File /opt/conda/lib/python3.10/site-packages/fsspec/utils.py:734, in glob_translate(pat)
732 continue
733 elif “" in part:
→ 734 raise ValueError(
735 "Invalid pattern: '
’ can only be an entire path component”
736 )
737 if part:
738 results.extend(_translate(part, f"{not_sep}*", not_sep))

ValueError: Invalid pattern: ‘**’ can only be an entire path component

How to solve it? What happen when I can submit my assignment due an error?

Regards,

Emerson

Facing Same issue

Reading other threads, I found a recommendation to use %pip install -U datasets, so this the cell I used to install the libraries, also after that I restarted the kernel, on the menu Kernel → restart kernel.

%pip install --upgrade pip
%pip install --disable-pip-version-check \
    torch==1.13.1 \
    torchdata==0.5.1 --quiet

%pip install \
    transformers==4.27.2 \
    #datasets==2.11.0 \
    evaluate==0.4.0 \
    rouge_score==0.1.2 \
    peft==0.3.0 --quiet

%pip install -U datasets 

# Installing the Reinforcement Learning library directly from github.
%pip install git+https://github.com/lvwerra/trl.git@25fa1bd

Lab3 is working again.

USE datasets ==2.15.0 as it is the latest version…it worked for me

Thank you.
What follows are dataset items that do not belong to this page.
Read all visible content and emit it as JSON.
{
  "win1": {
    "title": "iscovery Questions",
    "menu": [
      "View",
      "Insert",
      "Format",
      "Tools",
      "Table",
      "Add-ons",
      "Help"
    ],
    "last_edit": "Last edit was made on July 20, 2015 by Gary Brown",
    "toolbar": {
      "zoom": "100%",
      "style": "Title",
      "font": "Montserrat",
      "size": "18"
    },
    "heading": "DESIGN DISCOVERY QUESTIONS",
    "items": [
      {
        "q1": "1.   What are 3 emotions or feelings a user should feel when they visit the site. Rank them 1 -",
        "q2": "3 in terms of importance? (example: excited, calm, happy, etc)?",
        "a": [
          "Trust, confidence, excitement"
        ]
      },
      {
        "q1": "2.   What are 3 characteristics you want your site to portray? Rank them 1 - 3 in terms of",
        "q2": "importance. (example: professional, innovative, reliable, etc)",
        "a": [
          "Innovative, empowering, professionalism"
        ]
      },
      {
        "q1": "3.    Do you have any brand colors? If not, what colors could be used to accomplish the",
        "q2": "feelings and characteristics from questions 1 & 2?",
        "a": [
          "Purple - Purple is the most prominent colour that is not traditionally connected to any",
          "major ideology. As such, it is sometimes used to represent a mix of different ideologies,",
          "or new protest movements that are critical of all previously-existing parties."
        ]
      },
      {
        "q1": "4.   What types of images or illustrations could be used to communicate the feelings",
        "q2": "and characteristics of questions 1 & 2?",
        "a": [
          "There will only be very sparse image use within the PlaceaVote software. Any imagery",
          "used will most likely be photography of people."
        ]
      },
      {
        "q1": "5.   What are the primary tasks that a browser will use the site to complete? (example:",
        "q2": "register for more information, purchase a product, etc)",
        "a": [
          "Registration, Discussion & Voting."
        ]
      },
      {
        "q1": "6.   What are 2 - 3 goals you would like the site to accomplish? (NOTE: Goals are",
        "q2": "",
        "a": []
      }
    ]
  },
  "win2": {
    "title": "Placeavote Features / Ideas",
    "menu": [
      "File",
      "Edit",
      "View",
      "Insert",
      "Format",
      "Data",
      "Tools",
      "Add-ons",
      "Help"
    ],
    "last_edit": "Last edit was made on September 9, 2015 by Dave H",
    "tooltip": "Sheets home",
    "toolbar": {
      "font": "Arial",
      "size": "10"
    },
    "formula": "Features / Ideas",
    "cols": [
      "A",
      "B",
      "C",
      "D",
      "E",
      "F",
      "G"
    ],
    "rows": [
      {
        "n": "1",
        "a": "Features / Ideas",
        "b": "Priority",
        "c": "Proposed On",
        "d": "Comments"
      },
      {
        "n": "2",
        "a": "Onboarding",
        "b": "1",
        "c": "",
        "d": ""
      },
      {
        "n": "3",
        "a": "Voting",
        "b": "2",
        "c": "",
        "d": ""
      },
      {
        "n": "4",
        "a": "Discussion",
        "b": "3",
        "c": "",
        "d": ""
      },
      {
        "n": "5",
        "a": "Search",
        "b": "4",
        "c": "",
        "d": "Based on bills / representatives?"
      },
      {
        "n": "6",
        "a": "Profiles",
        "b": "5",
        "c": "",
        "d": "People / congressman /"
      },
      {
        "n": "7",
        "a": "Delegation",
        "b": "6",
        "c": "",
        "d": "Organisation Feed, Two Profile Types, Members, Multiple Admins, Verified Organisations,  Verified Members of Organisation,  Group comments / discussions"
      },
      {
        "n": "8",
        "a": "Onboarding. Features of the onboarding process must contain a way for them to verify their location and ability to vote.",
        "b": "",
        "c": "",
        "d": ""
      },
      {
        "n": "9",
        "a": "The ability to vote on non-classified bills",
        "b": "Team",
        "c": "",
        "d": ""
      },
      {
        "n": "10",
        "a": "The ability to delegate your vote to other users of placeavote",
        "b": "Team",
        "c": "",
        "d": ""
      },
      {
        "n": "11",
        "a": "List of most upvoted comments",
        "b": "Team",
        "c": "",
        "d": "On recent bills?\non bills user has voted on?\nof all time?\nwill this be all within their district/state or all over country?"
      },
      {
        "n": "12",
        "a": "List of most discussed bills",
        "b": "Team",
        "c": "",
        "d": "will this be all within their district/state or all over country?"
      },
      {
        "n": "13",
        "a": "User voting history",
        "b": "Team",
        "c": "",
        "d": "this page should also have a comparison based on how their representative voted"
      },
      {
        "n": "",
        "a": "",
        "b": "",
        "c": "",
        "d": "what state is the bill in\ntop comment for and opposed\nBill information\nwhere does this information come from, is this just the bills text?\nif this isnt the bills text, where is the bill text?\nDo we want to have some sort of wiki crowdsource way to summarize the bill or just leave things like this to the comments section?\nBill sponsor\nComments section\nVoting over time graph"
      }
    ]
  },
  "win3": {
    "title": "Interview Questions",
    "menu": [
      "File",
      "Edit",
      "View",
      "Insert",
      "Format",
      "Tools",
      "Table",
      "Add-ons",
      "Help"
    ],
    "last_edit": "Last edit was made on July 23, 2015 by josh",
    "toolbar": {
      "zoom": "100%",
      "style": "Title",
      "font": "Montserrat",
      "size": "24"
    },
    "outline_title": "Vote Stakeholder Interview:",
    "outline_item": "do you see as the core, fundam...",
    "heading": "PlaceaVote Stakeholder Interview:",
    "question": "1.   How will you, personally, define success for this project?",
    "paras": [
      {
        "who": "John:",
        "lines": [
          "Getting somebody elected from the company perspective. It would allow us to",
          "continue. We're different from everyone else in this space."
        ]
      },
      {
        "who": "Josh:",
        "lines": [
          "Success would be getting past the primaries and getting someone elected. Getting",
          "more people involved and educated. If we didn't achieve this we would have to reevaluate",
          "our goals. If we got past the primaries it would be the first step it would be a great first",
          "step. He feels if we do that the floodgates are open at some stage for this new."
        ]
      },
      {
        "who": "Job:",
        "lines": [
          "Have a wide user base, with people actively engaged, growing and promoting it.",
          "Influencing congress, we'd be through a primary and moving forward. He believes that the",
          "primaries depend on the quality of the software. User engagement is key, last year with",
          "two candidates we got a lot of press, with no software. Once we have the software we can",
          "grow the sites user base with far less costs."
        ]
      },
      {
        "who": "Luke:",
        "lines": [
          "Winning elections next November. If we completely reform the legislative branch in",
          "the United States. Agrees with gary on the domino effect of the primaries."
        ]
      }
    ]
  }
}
I did that and restarted the Kernel. How did you find/know the latest version?

Anyone who runs into this problem make sure to restart kernel after upgrading datasets!

Hi,

The pip install command with the --upgrade or -U will update/install the latest version of the package. %pip install -U datasets

Or you can visit https://pypi.org/ look for the package version and use the version you need.

Thanks

Emerson

Hi,

Could you please share some insights on this?

I ran the code and restarted the kernal. But when I moved on and ran the code below (with all the imports), I got an error message:

RuntimeError: Failed to import transformers.pipelines because of the following error (look up to see its traceback):
No module named ‘torch.distributed’

Thank you very much!

Zhengsi